Indien de verdachte een concrete, min of meer verifieerbare en niet op voorhand hoogst onwaarschijnlijke verklaring heeft gegeven over de herkomst van het voorwerp, dan ligt het vervolgens op de weg van het Openbaar Ministerie om nader onderzoek te doen naar de, uit de verklaringen van de verdachte blijkende, alternatieve herkomst van het voorwerp.

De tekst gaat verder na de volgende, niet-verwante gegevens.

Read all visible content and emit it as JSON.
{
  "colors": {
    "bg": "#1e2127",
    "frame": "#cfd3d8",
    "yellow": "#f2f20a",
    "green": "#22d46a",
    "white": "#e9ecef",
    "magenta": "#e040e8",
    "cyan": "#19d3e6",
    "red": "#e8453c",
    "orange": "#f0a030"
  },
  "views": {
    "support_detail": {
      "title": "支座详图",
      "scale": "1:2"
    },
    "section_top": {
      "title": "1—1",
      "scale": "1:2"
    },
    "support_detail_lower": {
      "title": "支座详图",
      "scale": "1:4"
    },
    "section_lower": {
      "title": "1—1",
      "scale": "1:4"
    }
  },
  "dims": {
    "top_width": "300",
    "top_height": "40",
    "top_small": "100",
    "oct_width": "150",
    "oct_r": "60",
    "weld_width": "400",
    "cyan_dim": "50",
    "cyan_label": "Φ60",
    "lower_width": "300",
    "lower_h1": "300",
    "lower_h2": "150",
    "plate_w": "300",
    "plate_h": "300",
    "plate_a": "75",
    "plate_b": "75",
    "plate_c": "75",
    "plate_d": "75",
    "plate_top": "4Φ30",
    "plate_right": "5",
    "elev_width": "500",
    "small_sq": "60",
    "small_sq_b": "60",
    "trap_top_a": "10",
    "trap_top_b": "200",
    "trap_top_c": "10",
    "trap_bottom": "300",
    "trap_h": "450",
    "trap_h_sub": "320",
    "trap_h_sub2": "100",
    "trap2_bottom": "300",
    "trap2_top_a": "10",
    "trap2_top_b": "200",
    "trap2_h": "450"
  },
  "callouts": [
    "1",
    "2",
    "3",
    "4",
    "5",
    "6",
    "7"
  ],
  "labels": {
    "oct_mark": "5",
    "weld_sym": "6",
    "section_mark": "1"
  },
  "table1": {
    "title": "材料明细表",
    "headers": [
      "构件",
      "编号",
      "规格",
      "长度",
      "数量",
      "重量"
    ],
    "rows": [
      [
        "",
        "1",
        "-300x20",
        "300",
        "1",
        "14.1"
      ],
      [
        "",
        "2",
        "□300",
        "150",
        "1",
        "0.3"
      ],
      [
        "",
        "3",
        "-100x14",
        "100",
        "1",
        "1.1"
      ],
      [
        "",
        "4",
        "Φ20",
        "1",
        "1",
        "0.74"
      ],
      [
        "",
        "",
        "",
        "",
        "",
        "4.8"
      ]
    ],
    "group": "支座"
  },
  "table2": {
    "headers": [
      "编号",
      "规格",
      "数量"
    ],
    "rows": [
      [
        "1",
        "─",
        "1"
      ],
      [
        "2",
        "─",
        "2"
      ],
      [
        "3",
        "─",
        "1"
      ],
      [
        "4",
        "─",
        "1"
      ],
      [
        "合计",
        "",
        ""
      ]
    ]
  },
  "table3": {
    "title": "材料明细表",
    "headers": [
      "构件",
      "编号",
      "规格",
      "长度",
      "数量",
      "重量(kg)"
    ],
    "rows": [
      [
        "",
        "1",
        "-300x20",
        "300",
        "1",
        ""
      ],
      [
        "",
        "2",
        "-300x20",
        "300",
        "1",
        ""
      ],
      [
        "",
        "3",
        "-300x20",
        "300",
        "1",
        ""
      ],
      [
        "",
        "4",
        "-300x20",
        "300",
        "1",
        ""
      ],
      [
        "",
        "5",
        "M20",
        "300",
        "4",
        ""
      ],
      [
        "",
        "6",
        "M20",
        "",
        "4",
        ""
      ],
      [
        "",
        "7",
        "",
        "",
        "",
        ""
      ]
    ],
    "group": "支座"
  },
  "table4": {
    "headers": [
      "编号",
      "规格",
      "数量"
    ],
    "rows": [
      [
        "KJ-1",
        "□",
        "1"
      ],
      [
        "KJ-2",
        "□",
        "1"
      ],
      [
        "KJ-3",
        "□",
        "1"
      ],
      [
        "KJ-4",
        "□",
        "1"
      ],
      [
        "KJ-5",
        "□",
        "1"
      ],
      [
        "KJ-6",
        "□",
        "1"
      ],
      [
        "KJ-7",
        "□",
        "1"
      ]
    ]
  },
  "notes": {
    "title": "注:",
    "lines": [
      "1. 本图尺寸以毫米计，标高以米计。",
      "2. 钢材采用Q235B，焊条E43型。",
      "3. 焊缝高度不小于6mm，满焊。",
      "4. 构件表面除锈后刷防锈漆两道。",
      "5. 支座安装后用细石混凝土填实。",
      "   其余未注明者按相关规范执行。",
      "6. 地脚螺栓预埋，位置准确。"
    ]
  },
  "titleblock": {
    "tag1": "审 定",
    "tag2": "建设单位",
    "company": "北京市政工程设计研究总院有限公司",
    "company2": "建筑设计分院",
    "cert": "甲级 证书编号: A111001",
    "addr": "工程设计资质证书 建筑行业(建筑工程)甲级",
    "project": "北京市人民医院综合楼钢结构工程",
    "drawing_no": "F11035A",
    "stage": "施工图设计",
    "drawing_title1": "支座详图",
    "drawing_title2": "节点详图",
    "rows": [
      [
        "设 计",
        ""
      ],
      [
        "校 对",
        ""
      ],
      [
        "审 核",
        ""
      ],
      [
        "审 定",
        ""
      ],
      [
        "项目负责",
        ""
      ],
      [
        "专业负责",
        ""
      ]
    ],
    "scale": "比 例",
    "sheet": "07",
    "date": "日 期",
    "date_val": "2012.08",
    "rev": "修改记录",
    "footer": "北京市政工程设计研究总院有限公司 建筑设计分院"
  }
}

Uit de resultaten van een dergelijk onderzoek zal moeten blijken dat met voldoende mate van zekerheid kan worden uitgesloten dat het voorwerp waarop de verdenking betrekking heeft, een legale herkomst heeft en dat dus een criminele herkomst als enige aanvaardbare verklaring kan gelden.

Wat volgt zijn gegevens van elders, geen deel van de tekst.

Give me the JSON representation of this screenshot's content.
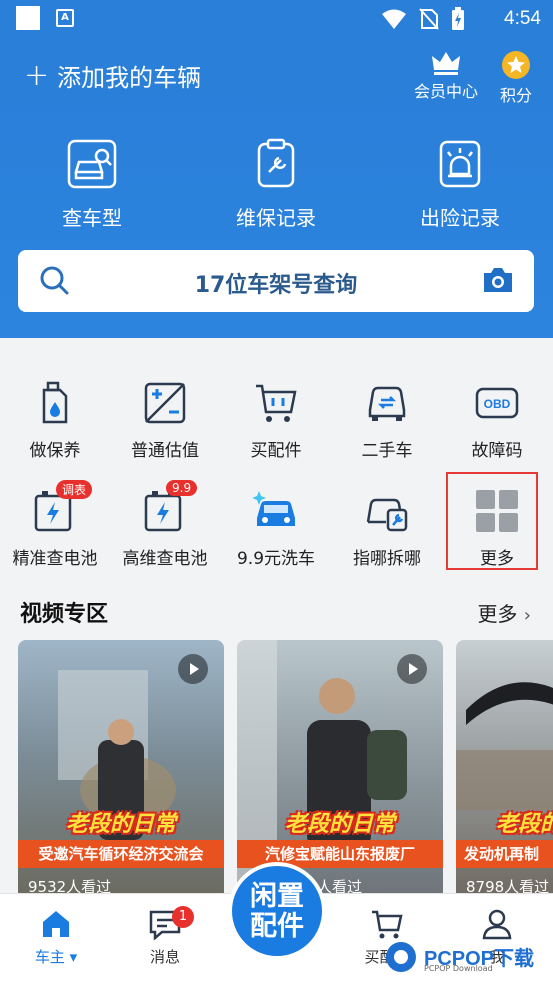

3.3.1.3. Bewijsmiddelen en overwegingen
De rechtbank stelt voorop dat uit een kasopstelling in het dossier naar voren komt dat de uitgaven van verdachte en haar mededader niet in verhouding staan tot de legale inkomsten. De politie concludeert tot een verschil in de ten laste gelegde periode van € 383.103. Gelet op deze bevindingen is de rechtbank van oordeel dat zonder meer sprake is van het vermoeden van witwassen en mag van verdachte worden verwacht dat zij een verklaring geeft voor de herkomst van het geld.

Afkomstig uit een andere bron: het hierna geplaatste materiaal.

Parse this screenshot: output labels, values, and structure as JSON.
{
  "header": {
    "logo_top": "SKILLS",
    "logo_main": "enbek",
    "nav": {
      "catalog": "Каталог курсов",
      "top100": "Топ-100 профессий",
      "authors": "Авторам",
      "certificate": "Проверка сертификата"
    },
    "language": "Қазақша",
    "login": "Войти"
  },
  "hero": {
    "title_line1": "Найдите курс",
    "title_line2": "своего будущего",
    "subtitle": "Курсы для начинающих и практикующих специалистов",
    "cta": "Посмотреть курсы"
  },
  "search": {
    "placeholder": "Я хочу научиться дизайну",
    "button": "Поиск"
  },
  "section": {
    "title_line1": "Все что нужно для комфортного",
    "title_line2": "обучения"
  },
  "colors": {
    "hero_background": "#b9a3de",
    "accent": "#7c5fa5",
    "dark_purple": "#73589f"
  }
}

Verbalisanten [verbalisant 1] en [verbalisant 2] hebben in het raamproces-verbaal op ambtsbelofte en ambtseed uiteengezet op welke wijze zij de vermogenspositie van [medeverdachte] en [verdachte] in kaart hebben gebracht. [2] Uit dit proces-verbaal blijkt onder meer het volgende.
Inkomsten
Inkomsten aan de hand van de bankrekeningen
De bankgegevens van [medeverdachte] en [verdachte] bij de ABN AMRO bank over de jaren 2007 tot en met 2013 zijn opgevraagd en verstrekt. De bankafschriften zijn per mutatie onderverdeeld in categorieën en hiervan is een totaaloverzicht samengesteld van de inkomsten en uitgaven. [3]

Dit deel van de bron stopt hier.